Ce sont ces réflexions, que je n'ai faites que plus tard, qui m'ont appris comment cette femme, dont l'imagination n'était qu'ordinaire et dont l'instruction ne dépassait pas celle de son sexe, était cependant si supérieure par l'inspiration et par la grandeur d'âme. C'est que le génie a deux natures: flamme dans la tête de l'homme, chaleur dans le cœur de la femme. C'est cette flamme qui illumine le monde extérieur des idées; c'est cette chaleur qui couve et qui fait éclore le monde intérieur du sentiment.

Malheur aux femmes qui excellent dans les lettres ou dans les arts! Elles se sont trompées de génie. Si elles se ravalent à imaginer, soyez sûrs que c'est qu'il leur a manqué quelque chose à aimer: leur gloire publique n'est que l'éclat de leur malheur secret. Hélas! il ne faut pas les envier, il faut les plaindre d'être admirées. Demandez-leur si elles ne troqueraient pas tout le bruit de leur nom contre un soupir qui ne serait entendu que de leur cœur?

XI

Mais cette mère de famille d'une sensibilité si juste et si exquise jouissait plus qu'une autre, par cette justesse et par cette délicatesse de sensibilité, des œuvres de l'art antique. La nature et le cœur humain s'y révèlent, avant l'âge des déclamations et des affectations littéraires, dans toute la simplicité et dans toute la naïveté du premier âge, de cet âge d'innocence des livres, si l'on ose se servir de cette expression.

Le lyrisme la touchait peu: il tient de trop près à la démence. L'enthousiasme qui extravague entre ciel et terre sur des flots d'images, d'apostrophes, d'éjaculations, n'est au fond qu'une sublime démence du génie. Il éblouit beaucoup les yeux, il dit peu de chose au cœur, à moins qu'il ne soit prière et qu'il ne fonde en larmes comme la nuée éclatante fond en eau, comme David fondait en gémissements sur sa couche de cendres.

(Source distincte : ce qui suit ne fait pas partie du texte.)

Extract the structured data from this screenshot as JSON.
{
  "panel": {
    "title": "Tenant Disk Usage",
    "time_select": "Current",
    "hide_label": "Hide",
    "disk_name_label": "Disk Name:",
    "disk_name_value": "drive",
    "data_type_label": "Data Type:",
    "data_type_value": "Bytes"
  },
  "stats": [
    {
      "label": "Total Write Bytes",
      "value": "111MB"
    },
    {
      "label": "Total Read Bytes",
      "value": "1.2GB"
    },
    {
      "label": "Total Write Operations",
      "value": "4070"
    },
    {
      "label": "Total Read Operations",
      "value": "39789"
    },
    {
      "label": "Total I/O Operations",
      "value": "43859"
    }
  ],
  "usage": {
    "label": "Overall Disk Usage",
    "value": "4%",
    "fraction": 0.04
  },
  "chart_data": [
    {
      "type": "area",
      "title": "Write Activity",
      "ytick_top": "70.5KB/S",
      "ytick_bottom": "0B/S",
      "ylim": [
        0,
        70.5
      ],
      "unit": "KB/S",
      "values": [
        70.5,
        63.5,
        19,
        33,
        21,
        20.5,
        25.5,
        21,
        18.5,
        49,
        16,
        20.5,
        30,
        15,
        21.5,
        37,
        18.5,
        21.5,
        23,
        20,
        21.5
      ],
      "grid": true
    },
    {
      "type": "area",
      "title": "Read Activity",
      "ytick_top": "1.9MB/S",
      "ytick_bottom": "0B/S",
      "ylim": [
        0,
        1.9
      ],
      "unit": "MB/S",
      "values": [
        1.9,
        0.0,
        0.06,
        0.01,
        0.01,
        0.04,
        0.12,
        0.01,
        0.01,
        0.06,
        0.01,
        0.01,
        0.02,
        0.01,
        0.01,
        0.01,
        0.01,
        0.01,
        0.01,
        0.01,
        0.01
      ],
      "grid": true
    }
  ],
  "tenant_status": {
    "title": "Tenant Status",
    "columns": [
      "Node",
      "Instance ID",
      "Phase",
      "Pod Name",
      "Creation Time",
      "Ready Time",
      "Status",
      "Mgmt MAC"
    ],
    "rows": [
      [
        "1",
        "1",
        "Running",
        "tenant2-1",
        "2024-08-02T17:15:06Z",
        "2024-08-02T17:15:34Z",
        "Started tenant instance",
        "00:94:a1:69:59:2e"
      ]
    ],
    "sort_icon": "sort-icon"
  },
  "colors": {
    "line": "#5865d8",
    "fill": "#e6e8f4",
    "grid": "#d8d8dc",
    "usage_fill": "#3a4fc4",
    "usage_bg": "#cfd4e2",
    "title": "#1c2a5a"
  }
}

Mais la poésie épique la ravissait en extase, et non pas tant la poésie héroïque, comme l'Iliade et l'Énéide, dont les personnages et les aventures sont trop dissemblables à nos conditions et trop loin du cœur, mais la poésie épique de la Bible ou de l'Odyssée. Ces poëmes soulèvent la toile de l'entrée de la tente dans le désert, ils entr'ouvrent la porte de la maison dans la cité antique; ils y surprennent, dans la vie commune et dans le secret de toutes les familles, une poésie qui sort de terre comme la fontaine de Siloé, dans la Bible, sort de l'antre, sans fracas, sans tonnerre et sans éclair, semblable à un hôte qui vient à petit bruit.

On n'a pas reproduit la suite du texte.